La lingua diviene il territorio magico del rifugio e del nascondiglio. Con la canzone rievocata ad ogni avvicendamento del quadro espositivo a fare da sfondo alla narrazione, da accompagnamento rapsodico, consequenzialità trasognata, al lento svolgimento degli eventi. «Ho in tasca tutta la paga, tutta la paga di un anno. Voglio un tuo bacio ragazza, ed una pinta di mm». E le presenze desunte dal vero trasmigrano continuamente nel fantastico, nell'immaginario; come vieti attraverso gli occhi della piccola Maghit, ancora troppo piccola per attirare l'attenzione degli uomini ma sufficientemente grande per lo sguardo severo che si nasconde dietro gli occhi da insetto del padre. «Occhi di locusta» quelli dell'oste che infilzano ogni viandante all'ingresso dell'osteria.
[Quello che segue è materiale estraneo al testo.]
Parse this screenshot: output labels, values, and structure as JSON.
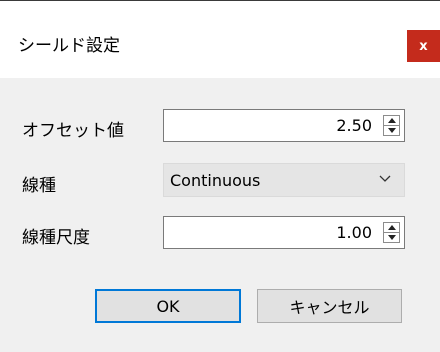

Segno distintivo di una predilezione tutta darziana quello per l'infanzia e che tenne ben legato questo scrittore e la sua ricerca alla smagata irresolutezza di una poetica che a ragione Anna Luce Lenzi, nella nota a margine dell'Osteria, definisce «dimessa e feriale»; che lungi dal proporsi quale pura e semplice evasione dal reale, al contrario «chiama a soffrirne un interrogativo sconsolato, senza sosta, senza risposta».